I am not unsympathetic. I have been in a similar situation. My friend and mentor, James Guppy, asked if I would pose for him. I was flattered and excited to be part of his work. It became a little more challenging as I discovered I would need to pose nude. I worked as an artist model in my 20's, but approaching 50 I was reluctant. I have a lot of respect for James' work, but he doesn't flatter his models. Unflattering emphasis is often important to his artistic vision. 

What would you be willing to do in the service of art? I had my natural vanity as a middle-aged woman competing with my love of art. Of course by the time I saw the paintings it was too late to change my mind, so it was fortunate that my artist won the battle. I think in the end my woman benefited from the experience as well - taking myself less seriously.

It was interesting to see which paintings I had trouble with. There is one of my face looking very unflattering that I love. It is the ones that show me nude that I hope disappear. But it isn't me, I must remember. It is a vision of James' that I helped to embody.

To see the paintings I modelled for go here. I couldn't link directly to each painting, so you will have to guess which ones I like and which are confronting.

Would you pose?

Saturday, 30 May 2009

the Business of Art



Being an artist has two sides. There is the creative side, in your studio making the work - with all its wonders, tortures, delights and challenges .
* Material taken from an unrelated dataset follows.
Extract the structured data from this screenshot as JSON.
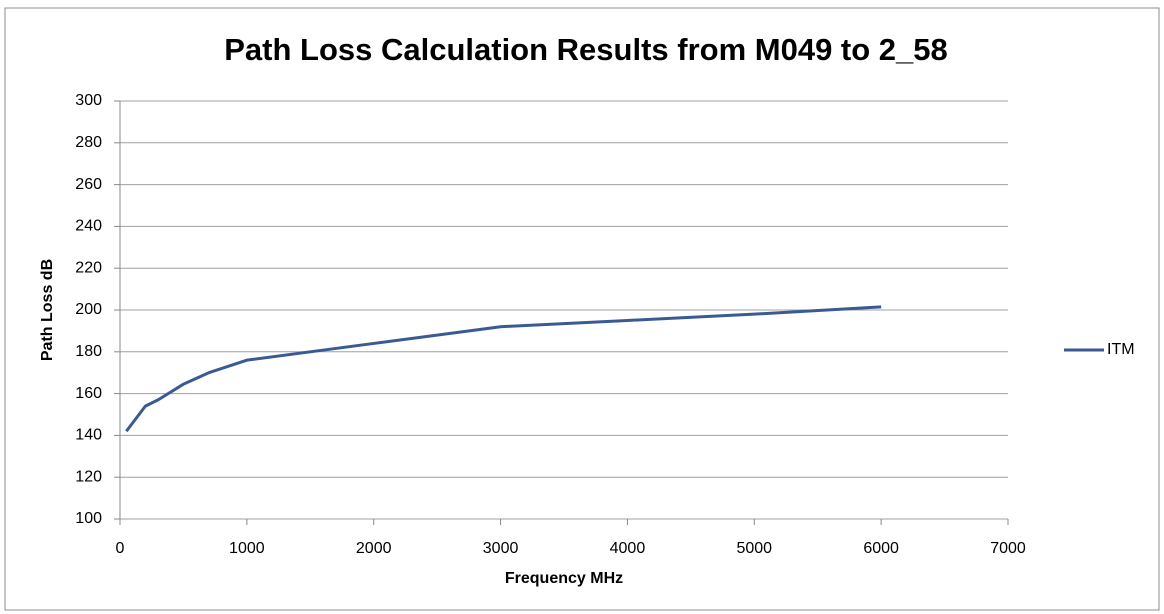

The other side is the Art World. Finding a gallery (or not), trying to sell your work, dealing with people who seem to have the power, trying to feel successful and dealing with your own ego. Trying not to get disheartened. Trying to achieve a balance of believing in your work but not becoming an egomaniac. Making peace with the distinct possibility of never making a living wage. And so on.

That is the world I have been in this week. I have been quite anxious, getting a portfolio together for a networking event. I have also been anxious putting together paintings for a group show. Both are good things. The networking went really well. There was an encouraging amount of interest in my work. 

I am quite happy, but I am also grumpy. I feel frazzled and drained. I want to be in my studio working again. But I need to confirm my new contacts, send out more photos of paintings - research galleries that have been recommended to me, and phone those galleries. And then send out more photos. 
I am really happy and very grateful, but I miss my studio. And I miss my art journal. I want to go back into my creating and forget about the business side of art.